Dieting cells fights progeria

Progeria is a rare genetic disease that ages before time. Suffering children show the same symptoms as an 80-year-old person, such as brittle bones and heart disease. They usually die within the age of 14 due to a heart attack or a stroke. Dr. Zoe Gillespie has found that dieting cells could slow the process down.

The researcher tested metformin on cells of patients with progeria. It is a drug used for type 2 diabetes that mimics the condition of a body on a diet. According to the study, the cells treated in this way have better functions and live longer.

The discovery could therefore improve the quality of life of other categories of people, such as the elderly and the obese. The drug makes the cells believe that the body is eating less. As a result, the cells enter a state of energy saving and begin to recycle the material already present. This also leads them to use progerin, the protein that causes the disease.

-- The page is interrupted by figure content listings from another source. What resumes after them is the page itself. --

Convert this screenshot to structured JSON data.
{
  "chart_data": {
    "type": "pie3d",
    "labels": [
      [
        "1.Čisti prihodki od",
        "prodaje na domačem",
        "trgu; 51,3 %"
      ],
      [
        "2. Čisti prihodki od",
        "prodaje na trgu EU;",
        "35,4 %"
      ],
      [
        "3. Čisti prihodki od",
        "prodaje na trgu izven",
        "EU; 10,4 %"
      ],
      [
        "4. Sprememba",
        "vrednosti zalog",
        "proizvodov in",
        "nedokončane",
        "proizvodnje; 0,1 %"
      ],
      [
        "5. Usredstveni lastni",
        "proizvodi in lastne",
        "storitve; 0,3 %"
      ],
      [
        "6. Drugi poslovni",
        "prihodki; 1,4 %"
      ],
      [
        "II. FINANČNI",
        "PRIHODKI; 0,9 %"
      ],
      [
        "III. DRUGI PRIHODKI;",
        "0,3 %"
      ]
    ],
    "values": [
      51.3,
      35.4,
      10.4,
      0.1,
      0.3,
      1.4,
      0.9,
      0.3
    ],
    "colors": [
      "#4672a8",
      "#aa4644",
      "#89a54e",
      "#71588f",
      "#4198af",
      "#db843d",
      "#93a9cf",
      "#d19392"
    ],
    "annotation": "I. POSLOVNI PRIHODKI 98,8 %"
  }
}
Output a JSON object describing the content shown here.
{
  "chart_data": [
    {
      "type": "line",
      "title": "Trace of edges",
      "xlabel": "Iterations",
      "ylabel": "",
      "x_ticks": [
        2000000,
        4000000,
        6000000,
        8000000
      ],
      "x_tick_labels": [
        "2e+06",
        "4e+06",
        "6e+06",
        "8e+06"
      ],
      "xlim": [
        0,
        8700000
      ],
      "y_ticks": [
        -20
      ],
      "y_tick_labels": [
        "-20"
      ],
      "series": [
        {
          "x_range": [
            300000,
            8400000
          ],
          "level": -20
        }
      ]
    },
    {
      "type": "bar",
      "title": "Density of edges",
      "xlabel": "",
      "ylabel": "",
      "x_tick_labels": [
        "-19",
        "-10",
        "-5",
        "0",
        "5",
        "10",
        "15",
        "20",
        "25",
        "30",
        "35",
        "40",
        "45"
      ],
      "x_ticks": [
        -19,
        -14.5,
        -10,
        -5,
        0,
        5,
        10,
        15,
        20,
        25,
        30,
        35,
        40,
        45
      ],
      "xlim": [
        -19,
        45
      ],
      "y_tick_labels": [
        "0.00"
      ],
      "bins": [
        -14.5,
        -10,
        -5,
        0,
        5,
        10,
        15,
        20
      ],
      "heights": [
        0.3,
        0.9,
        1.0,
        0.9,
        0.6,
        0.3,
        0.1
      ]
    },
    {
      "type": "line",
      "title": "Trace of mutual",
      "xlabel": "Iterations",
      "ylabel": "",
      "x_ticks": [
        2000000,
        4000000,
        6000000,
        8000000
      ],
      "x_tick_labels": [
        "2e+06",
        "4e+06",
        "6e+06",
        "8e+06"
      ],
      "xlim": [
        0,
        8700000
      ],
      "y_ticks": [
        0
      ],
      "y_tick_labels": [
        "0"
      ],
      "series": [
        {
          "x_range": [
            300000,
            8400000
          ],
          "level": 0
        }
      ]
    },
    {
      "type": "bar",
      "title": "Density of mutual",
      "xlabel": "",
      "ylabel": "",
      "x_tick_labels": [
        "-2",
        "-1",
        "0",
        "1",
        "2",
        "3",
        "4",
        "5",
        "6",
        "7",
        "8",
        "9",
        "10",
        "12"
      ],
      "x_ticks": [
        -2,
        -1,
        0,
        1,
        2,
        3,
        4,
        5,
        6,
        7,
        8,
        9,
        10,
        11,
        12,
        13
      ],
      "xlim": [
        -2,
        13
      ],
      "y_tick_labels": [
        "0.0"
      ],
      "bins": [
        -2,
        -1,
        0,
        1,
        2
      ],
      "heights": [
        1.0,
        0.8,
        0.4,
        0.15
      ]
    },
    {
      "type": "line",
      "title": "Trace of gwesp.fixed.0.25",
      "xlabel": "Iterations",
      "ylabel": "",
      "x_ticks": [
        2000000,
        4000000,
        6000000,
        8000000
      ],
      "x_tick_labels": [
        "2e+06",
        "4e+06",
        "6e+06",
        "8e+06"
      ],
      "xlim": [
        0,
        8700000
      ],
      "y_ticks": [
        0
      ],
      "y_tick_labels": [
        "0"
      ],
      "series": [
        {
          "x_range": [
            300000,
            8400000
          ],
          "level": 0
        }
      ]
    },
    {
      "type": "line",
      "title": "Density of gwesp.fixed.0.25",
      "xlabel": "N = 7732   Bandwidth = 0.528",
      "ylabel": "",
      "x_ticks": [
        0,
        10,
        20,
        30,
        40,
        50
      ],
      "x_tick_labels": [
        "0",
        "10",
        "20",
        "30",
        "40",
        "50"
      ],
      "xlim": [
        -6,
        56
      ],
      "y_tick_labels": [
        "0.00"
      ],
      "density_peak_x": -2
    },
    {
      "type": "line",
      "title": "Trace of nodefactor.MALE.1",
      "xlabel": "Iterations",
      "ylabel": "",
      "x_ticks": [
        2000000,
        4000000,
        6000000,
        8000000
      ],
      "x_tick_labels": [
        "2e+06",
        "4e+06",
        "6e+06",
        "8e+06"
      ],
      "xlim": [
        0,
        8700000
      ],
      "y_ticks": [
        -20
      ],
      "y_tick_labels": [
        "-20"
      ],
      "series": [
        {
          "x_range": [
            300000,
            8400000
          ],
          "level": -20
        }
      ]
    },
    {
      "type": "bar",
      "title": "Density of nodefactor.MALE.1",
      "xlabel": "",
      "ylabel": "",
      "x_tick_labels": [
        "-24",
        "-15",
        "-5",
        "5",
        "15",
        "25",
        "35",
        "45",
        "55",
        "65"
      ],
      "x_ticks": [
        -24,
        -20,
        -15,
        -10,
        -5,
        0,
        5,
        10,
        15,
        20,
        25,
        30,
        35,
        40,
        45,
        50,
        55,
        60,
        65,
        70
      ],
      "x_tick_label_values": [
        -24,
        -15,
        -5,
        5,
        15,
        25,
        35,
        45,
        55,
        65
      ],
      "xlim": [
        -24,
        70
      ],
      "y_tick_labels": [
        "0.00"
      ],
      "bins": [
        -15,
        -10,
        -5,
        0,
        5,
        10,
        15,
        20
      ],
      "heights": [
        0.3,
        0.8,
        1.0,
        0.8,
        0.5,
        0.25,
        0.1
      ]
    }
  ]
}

The whole thing slows down the ultra-rapid aging of the cells and could slow down the course of the disease. By applying it to children with progeria, their quality and life expectancy could be increased. The cells would indeed be able to function better and live longer. Furthermore, the drug replaces some of the abnormal chromosomes of the disease.

In this way the shape and the functions of the cells improve further, with a beneficial effect on the whole organism. According to the researcher, a combination of metformin and diet could change the life of those suffering from the disease. However, before therapy is applied to humans, further tests on animal models will be needed.